Se observa de esta manera un fenómeno doble: la concentración de las funciones eclesiales en el jefe de la comunidad y la acentuación de la dimensión sacerdotal de su cargo. Progresivamente se desarrolla también el rito de la ordenación y la reflexión teológica sobre él: la imposición de las manos, unida a la oración, confiere el Espíritu Santo, en correspondencia con el orden (episcopado, presbiterado, diaconado) que el candidato recibe. Este don se entiende como permanente, incluso en caso de indignidad del ministro y hasta en el supuesto de que se le deponga, como J. Lécuyer ha demostrado (Le sacrement de l'órdination). A partir de esta convicción, la teología escolástica desarrolló la doctrina del carácter, estrechamente unida a la comprensión en sentido sacramental del ministro: éste actúa "in persona Christi", en cuanto partícipe del sacerdocio de Jesucristo y configurado a Cristo a través del carácter; en el ministro y a través de él, Cristo actúa en los sacramentos como causa principal que se sirve de un instrumento. En este contexto se da el olvido -o al menos la infravaloración- del sacerdocio bautismal; es sintomático, al respecto, que para santo Tomás el analogatum princeps para entender el carácter ya no sea el bautismo, sino el orden (cf B. D. MARLIANGEAS, Clés pour une théologie du ministére, 125-127).

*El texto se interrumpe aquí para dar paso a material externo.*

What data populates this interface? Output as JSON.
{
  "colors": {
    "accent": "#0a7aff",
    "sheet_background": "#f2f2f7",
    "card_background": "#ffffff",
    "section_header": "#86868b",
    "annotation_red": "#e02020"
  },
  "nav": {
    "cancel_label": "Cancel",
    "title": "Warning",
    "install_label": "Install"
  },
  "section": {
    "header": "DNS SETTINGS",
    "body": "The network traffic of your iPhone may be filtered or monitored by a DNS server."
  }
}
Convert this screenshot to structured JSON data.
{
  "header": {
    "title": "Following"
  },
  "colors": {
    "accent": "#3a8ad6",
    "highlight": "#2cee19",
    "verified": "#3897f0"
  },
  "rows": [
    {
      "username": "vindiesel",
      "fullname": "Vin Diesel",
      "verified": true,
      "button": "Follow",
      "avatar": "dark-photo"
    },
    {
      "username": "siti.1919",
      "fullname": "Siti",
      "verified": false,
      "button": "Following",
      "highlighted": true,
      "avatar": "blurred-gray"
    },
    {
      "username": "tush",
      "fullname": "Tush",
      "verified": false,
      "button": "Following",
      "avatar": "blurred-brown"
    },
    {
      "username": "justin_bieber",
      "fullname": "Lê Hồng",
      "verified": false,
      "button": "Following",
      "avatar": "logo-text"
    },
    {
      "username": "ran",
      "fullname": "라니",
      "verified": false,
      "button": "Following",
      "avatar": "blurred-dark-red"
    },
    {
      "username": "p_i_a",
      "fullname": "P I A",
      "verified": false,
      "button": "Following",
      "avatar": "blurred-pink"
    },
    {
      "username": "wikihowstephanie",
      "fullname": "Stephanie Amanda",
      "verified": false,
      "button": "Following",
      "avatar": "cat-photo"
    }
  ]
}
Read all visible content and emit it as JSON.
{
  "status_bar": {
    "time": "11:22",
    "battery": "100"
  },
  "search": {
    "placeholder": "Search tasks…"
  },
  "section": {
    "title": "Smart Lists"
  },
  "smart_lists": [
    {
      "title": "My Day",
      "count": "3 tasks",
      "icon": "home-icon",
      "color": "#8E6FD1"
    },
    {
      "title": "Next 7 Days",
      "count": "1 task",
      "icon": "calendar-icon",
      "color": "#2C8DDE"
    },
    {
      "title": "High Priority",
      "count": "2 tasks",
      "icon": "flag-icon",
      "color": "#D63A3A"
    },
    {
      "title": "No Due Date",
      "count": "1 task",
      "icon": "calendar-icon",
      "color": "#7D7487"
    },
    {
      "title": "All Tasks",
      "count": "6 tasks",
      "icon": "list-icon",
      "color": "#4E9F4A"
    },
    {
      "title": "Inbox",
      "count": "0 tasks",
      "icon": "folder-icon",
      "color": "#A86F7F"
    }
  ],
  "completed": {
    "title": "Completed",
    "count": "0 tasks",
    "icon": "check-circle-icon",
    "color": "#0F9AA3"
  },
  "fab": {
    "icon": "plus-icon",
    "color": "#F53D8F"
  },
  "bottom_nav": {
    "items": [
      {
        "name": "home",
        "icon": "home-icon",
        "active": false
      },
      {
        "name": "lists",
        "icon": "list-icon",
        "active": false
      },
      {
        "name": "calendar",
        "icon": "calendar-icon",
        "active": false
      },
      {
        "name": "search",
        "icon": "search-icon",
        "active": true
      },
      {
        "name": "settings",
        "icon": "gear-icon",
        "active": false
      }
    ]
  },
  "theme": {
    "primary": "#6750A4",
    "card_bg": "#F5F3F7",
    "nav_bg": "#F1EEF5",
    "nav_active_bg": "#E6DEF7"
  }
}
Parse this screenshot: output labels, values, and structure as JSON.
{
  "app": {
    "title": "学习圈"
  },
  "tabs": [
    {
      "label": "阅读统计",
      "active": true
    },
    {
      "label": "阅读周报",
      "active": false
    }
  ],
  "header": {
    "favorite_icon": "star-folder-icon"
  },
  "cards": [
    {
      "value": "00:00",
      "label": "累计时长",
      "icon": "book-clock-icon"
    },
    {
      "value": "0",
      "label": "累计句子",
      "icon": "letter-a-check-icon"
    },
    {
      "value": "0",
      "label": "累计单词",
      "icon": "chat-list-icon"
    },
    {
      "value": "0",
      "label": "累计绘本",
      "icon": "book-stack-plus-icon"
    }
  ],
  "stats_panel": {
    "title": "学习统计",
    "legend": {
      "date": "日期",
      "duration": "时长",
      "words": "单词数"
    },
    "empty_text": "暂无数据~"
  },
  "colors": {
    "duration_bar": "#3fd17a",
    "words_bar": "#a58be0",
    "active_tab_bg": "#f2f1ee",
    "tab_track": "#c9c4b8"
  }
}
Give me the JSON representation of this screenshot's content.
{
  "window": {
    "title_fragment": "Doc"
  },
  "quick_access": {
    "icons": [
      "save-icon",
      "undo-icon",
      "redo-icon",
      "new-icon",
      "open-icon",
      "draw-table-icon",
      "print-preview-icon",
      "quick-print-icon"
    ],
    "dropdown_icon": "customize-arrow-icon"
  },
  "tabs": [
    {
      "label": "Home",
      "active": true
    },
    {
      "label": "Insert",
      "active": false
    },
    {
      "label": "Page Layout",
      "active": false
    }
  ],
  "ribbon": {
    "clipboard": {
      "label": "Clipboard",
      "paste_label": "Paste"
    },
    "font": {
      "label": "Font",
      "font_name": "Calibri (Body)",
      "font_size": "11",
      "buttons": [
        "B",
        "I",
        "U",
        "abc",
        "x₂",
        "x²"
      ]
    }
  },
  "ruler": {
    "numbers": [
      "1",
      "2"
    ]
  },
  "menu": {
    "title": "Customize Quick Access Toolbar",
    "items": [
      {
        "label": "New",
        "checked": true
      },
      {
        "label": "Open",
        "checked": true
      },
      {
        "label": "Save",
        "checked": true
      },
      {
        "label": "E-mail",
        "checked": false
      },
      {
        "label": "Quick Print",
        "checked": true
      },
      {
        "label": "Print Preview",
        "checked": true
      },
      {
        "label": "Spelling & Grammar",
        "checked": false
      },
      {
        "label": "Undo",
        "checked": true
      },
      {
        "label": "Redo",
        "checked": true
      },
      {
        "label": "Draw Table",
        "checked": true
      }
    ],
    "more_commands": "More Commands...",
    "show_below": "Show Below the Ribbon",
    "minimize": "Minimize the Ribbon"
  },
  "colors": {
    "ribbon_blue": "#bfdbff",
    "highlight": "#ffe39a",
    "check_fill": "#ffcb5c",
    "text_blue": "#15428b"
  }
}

El proceso fue mucho más complejo de cuanto hemos expuesto aquí; habría que recordar también el tema de la jurisdicción, que tuvo una gran importancia, sobre todo en los comienzos del segundo milenio. Pero hemos recordado lo que puede ayudarnos a entender la reacción de la reforma y las declaraciones del concilio de Trento.

3. EL CONCILIO DE TRENTO. En relación con la tradición anterior y los abusos cometidos, los reformadores oponen dos cuestiones fundamentales: la superación de la concepción sacerdotal del ministerio para impulsar el anuncio de la palabra; la recuperación del sentido del sacerdocio común o bautismal. Las dos cuestiones van estrechamente unidas y se basan, en un sentido, en la convicción del único sacerdocio y sacrificio de Cristo, de manera que la eucaristía no tiene valor de sacrificio, y por lo tanto no requiere de ningún sacerdote-sacrificador; en otro sentido, en la convicción de que todo lo que corresponde a Cristo corresponde también a todo cristiano. Las dos cuestiones cambian por completo el planteamiento anterior sobre el ministerio del orden entendido como poder de celebrar el sacrificio de la misa.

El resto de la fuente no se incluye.